Uga—chaka. Uga—chaka. Uga—chaka…

Carlos estaba con ellos; también gritaba, y abrazaba, provocando respingos de distinta índole, a las chicas más entusiastas, mientras fingía llorar de emoción y voceaba «¡Viva Las Vegas!». Sus movimientos como su vida, odiando repetirse para acabar envuelto en una madeja de repeticiones, saliéndose de sí mismo.

Uga—chaka. Uga—chaka. Uga—chaka…

Extrañas zancadas que pisoteaban los charcos de luz roja, amarilla, azul que creaban los focos en la superficie de la pista. Bultos y sombras desapacibles. Carreras bajo una luz lunar en edificios abandonados. Carreras sobre la nieve con los bolsillos repletos de dinero. Carreras al amanecer, mientras muy cerca zumban camiones de doble eje. «Mete la mano en el cajón que le voy a pegar una patada.» Los bultos quieren hacerle daño. Los bultos levantan los brazos a su alrededor. Carlos corre por los pasillos desiertos, con el revoque cuarteado, teñidos de luna llena. La silueta amenazadora de contornos nítidos, su propio hermano a la luz de la luna.

Uga—chaka. Uga—chaka. Uga—chaka…

—Queríamos encontrar la ciudad perfecta.

Coches alquilados y la entrada en ciudades desconocidas, un cielo de verano lleno de luz que hace brillar chapas de automóviles y resalta los vivos colores de los anuncios.

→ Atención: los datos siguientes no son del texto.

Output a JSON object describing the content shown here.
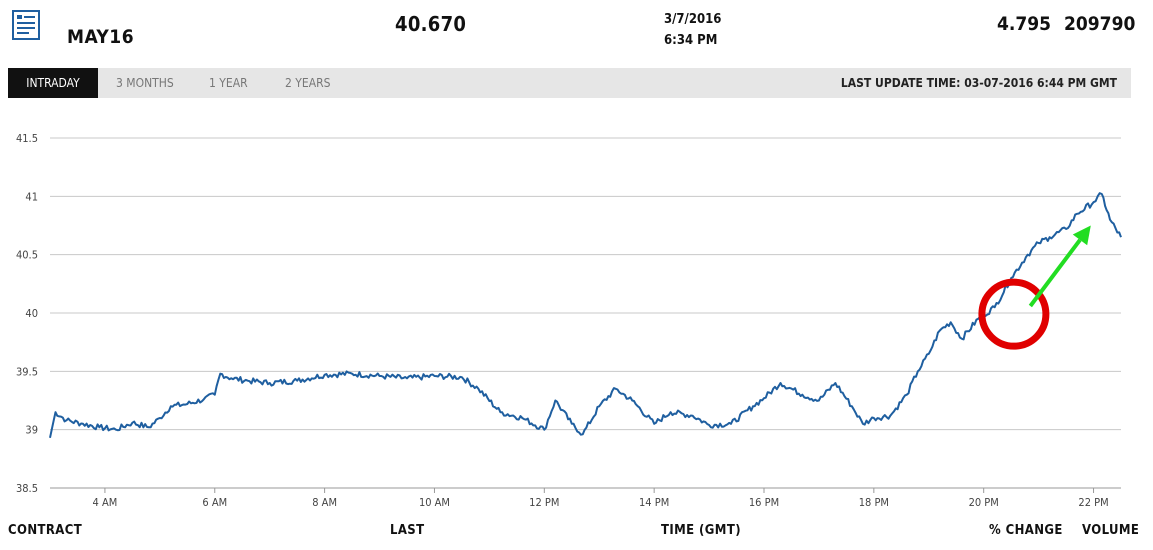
{
  "header": {
    "icon": "report-document-icon",
    "contract": "MAY16",
    "last": "40.670",
    "date": "3/7/2016",
    "time": "6:34 PM",
    "percent_change": "4.795",
    "volume": "209790"
  },
  "tabs": [
    {
      "label": "INTRADAY",
      "active": true
    },
    {
      "label": "3 MONTHS",
      "active": false
    },
    {
      "label": "1 YEAR",
      "active": false
    },
    {
      "label": "2 YEARS",
      "active": false
    }
  ],
  "last_update": "LAST UPDATE TIME: 03-07-2016 6:44 PM GMT",
  "footer": {
    "contract": "CONTRACT",
    "last": "LAST",
    "time": "TIME (GMT)",
    "percent_change": "% CHANGE",
    "volume": "VOLUME"
  },
  "chart_data": {
    "type": "line",
    "ylim": [
      38.5,
      41.5
    ],
    "yticks": [
      38.5,
      39,
      39.5,
      40,
      40.5,
      41,
      41.5
    ],
    "xlim": [
      3.0,
      22.5
    ],
    "xticks": [
      {
        "value": 4,
        "label": "4 AM"
      },
      {
        "value": 6,
        "label": "6 AM"
      },
      {
        "value": 8,
        "label": "8 AM"
      },
      {
        "value": 10,
        "label": "10 AM"
      },
      {
        "value": 12,
        "label": "12 PM"
      },
      {
        "value": 14,
        "label": "14 PM"
      },
      {
        "value": 16,
        "label": "16 PM"
      },
      {
        "value": 18,
        "label": "18 PM"
      },
      {
        "value": 20,
        "label": "20 PM"
      },
      {
        "value": 22,
        "label": "22 PM"
      }
    ],
    "grid": true,
    "line_color": "#1f5fa0",
    "series": [
      {
        "x": [
          3.0,
          3.1,
          3.3,
          3.6,
          3.9,
          4.2,
          4.5,
          4.8,
          5.0,
          5.2,
          5.5,
          5.8,
          6.0,
          6.1,
          6.3,
          6.6,
          7.0,
          7.5,
          8.0,
          8.5,
          9.0,
          9.5,
          10.0,
          10.5,
          10.8,
          11.2,
          11.6,
          12.0,
          12.2,
          12.5,
          12.7,
          13.0,
          13.3,
          13.6,
          14.0,
          14.3,
          14.7,
          15.0,
          15.4,
          15.8,
          16.0,
          16.3,
          16.7,
          17.0,
          17.3,
          17.6,
          17.8,
          18.0,
          18.3,
          18.6,
          18.8,
          19.0,
          19.2,
          19.4,
          19.6,
          19.9,
          20.2,
          20.5,
          20.8,
          21.0,
          21.2,
          21.5,
          21.7,
          22.0,
          22.15,
          22.3,
          22.5
        ],
        "y": [
          38.93,
          39.15,
          39.08,
          39.05,
          39.02,
          39.0,
          39.06,
          39.02,
          39.1,
          39.2,
          39.22,
          39.26,
          39.3,
          39.48,
          39.44,
          39.42,
          39.4,
          39.42,
          39.47,
          39.48,
          39.46,
          39.44,
          39.46,
          39.45,
          39.35,
          39.15,
          39.1,
          39.0,
          39.25,
          39.05,
          38.96,
          39.2,
          39.35,
          39.25,
          39.05,
          39.15,
          39.12,
          39.04,
          39.05,
          39.2,
          39.27,
          39.4,
          39.3,
          39.25,
          39.4,
          39.2,
          39.05,
          39.1,
          39.12,
          39.3,
          39.5,
          39.65,
          39.85,
          39.92,
          39.78,
          39.95,
          40.05,
          40.3,
          40.5,
          40.6,
          40.65,
          40.72,
          40.85,
          40.95,
          41.02,
          40.8,
          40.65
        ]
      }
    ]
  },
  "annotations": {
    "circle_color": "#e00000",
    "arrow_color": "#22dd22",
    "circle_center": {
      "x": 20.55,
      "y": 39.99
    },
    "arrow_from": {
      "x": 20.85,
      "y": 40.06
    },
    "arrow_to": {
      "x": 21.95,
      "y": 40.75
    }
  }
}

—Pon la mano ahí, en el cajón metálico.

Al día siguiente amanece y la luz vuelve a llenarlo todo.

Alguien grita y mira la mano vendada; alguien conduce, las dos manos al volante, el pitillo en la boca. Y se alejan.

La cara de mosquetero, las manos sujetando las puntas de la cazadora de piel, la boca moviéndose. Uga—chaka. Uga chaka… Vergüenza ajena. No sé cuál es su dolor, sólo lo temo, sólo conozco el mío. La amenaza. Está amenazado y baila cerca de la rubia del vestido verde. Qué buena está. Las tetas suben y bajan, la boca se cierra y se abre. Me duele allá lejos. Carlos está con ella y los dos ríen. Le dice que ha estado en mil sitios o en ninguno, no ha tenido tiempo, cruza la aduana. Abren y cierran los brazos, los jóvenes y los viejos, los niños y las niñas, la gomina y las sonrisas de tiburón, mueven las maracas imaginarias que ni te lo imaginas. Uga—chaka. Uga chaka… Y se acercan y se alejan de la rubia. Y abren y cierran la boca y se alejan y se acercan y mueven sus maraquitas sin enterarse de que alguien se las ha robado. Corren por pasillos abandonados y encienden los mecheros para ver las monedas, las manos peludas se apoyan en el suelo. Y abren y cierran los brazos. Cara, cara. Cara, cruz.

Uga—chaka. Uga—chaka.

Carlos susurró algo al oído de la rubia y ésta volvió a reír. Levantaba la cabeza y hacía palpitar el escote un instante, el tiempo suficiente para que Carlos llevara a cabo una fugaz pero importante exploración. Carlos lanzó un rápido beso a los labios de la rubia y la rubia amagó una esquiva. Carlos volvió al cuchicheo fervoroso, mientras iban y venían los tiburones de las maracas, giraban en torno a ellos, círculos de gomina. Carlos cogió la mano de la rubia y la rubia desapareció con él entre el tumulto. Los de la sonrisa de tiburón dejaron de tocar las maracas.

Uga—chaka. Uga—chaka. Uga—chaka…

—No te olvides de mí —le dijo el payaso blanco.

Ignacio volvió la cabeza, pero nadie estaba allí, salvo la turba.